Dayton Administration continues destroying its own case for tax hikes

Governor Dayton and liberal legislators continue to defend the $2 billion in crippling tax hikes (several of which took effect July1), but the case gets weaker by the day. Tuesday was no exception, as Minnesota Management & Budget released their July 2013 Economic Update, showing that FY 2013 revenues are $463 million (or 2.7 percent) higher than predicted in the agency’s February forecast. Of note: income tax revenue accounted for more than 70 percent of the overage.

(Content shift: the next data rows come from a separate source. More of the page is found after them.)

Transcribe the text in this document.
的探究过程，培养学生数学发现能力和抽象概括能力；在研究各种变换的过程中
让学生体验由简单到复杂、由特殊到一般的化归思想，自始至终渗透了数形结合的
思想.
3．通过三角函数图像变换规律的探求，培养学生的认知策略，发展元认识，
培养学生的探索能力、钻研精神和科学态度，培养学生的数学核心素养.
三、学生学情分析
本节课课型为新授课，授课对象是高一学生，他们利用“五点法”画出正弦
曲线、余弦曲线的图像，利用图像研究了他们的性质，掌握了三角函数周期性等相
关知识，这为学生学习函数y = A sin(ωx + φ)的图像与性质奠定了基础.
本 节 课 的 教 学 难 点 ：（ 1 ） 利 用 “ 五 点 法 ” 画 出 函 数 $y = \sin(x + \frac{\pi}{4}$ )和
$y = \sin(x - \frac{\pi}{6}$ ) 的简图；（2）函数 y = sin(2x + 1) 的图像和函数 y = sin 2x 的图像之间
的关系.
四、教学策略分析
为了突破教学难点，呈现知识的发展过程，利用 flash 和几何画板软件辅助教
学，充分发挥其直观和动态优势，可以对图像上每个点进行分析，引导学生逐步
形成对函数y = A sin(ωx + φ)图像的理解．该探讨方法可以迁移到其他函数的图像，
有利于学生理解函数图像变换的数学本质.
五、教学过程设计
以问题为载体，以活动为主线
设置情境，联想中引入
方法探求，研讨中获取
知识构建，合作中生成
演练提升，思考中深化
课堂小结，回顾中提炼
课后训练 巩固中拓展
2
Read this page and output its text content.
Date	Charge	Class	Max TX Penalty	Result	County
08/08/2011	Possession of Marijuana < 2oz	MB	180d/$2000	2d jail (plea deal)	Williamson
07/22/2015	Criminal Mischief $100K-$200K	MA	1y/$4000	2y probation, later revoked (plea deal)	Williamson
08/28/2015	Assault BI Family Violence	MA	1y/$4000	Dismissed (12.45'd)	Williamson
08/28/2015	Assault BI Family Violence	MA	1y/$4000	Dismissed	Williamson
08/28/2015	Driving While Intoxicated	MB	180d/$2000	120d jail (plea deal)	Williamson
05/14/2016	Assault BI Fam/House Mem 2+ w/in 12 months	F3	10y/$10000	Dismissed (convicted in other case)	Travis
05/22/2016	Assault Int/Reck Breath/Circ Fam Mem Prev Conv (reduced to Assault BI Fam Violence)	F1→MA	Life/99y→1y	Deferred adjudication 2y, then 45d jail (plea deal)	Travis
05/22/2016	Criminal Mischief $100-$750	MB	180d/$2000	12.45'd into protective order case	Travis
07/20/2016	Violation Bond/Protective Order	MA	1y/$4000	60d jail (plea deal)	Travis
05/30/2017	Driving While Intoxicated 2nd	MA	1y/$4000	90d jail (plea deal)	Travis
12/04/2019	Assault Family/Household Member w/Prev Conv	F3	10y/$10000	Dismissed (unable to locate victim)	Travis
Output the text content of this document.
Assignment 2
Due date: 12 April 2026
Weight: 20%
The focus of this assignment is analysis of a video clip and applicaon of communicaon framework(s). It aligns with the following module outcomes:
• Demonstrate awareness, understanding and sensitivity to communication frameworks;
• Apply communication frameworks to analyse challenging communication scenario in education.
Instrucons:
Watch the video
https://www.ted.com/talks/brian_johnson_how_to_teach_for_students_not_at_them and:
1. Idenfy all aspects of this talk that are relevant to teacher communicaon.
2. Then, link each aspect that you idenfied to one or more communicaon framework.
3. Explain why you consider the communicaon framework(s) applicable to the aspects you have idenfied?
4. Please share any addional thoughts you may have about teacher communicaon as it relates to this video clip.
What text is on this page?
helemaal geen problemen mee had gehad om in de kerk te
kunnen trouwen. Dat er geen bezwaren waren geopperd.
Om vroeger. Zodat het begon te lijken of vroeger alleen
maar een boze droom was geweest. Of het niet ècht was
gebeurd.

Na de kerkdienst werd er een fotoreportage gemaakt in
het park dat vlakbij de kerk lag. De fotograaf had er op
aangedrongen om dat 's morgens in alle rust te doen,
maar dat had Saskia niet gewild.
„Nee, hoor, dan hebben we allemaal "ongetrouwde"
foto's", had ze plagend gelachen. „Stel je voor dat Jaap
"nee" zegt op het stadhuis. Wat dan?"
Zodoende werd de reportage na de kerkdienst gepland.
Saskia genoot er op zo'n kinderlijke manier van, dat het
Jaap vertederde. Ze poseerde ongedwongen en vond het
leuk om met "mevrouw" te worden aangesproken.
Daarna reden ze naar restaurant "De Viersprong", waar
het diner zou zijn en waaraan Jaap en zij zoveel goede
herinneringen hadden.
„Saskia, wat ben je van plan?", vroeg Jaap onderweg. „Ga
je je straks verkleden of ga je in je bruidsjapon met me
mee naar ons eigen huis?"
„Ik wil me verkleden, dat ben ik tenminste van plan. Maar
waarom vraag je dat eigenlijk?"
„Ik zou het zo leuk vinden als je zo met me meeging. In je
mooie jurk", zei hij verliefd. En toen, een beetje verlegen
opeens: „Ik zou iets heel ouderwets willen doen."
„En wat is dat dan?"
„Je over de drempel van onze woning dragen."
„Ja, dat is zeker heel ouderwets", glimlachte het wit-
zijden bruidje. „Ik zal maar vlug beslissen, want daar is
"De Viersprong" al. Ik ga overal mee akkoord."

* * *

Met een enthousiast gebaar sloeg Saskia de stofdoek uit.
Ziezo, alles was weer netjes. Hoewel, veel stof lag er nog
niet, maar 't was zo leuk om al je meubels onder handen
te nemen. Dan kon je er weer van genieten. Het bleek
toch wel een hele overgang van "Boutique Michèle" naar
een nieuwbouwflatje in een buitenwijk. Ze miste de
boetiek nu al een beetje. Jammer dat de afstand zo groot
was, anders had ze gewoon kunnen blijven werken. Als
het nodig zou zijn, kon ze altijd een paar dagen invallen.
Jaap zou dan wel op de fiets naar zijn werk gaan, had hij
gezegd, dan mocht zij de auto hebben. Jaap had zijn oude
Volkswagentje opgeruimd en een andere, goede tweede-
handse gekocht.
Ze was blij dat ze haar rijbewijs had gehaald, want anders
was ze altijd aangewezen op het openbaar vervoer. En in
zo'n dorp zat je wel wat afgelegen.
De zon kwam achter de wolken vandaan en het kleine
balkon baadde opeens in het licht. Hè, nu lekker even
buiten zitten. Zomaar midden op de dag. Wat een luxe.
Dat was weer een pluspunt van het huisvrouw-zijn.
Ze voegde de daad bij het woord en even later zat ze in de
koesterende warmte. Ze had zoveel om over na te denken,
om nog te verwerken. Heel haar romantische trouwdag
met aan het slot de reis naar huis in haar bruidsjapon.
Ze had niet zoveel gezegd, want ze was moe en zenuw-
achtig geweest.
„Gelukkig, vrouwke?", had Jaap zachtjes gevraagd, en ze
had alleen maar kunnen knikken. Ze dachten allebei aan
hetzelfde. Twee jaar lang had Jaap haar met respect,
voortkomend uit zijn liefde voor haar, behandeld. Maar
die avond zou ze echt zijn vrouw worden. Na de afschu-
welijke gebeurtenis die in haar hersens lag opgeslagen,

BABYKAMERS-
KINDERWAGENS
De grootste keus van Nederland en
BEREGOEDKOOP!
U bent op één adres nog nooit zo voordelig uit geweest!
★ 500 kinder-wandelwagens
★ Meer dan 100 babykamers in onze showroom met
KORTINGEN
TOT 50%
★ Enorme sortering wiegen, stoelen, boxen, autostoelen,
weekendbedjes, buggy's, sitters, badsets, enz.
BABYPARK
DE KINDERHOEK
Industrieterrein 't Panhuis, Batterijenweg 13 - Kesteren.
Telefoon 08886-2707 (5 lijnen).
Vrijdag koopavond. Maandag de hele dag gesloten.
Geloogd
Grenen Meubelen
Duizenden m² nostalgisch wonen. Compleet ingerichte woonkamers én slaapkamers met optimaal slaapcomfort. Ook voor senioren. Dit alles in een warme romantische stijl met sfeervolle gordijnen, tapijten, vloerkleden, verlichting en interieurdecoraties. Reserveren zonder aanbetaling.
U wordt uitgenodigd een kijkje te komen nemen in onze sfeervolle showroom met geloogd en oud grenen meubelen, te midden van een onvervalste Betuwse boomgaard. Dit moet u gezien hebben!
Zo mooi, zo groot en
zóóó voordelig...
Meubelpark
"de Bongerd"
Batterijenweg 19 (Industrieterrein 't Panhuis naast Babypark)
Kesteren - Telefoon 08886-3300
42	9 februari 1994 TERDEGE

Key excerpt: "Much of the observed increase is believed to be attributable to high income taxpayers choosing to move even more income into 2012 than was projected in February’s forecast. The income shift into 2012 was triggered by the anticipation of higher federal income tax rates on the earnings and capital gains of upper income taxpayers."

To avoid federal tax hikes, taxpayers shifted income from one year to another. To avoid Dayton’s state income tax hikes, expect many of those taxpayers to simply shift income to a different state.

According to MMB, "General fund revenues in fiscal 2013 are now estimated to be 9.2 percent greater than in fiscal 2012". So Dayton and liberal legislators passed $2 billion in new taxes on the rich, poor, and everyone in between in order to "balance a budget" that was already balancing itself, thanks to the relative fiscal restraint of the previous legislature, and at a time of near double-digit year-over-year revenue growth.

Conservative legislators have asked the governor to call a special session in order to revisit the controversial warehousing tax that kicks in next spring. That’s a good first step toward undoing the unnecessary harm caused by the unrestrained tax and spending spree that defined the 2013 session.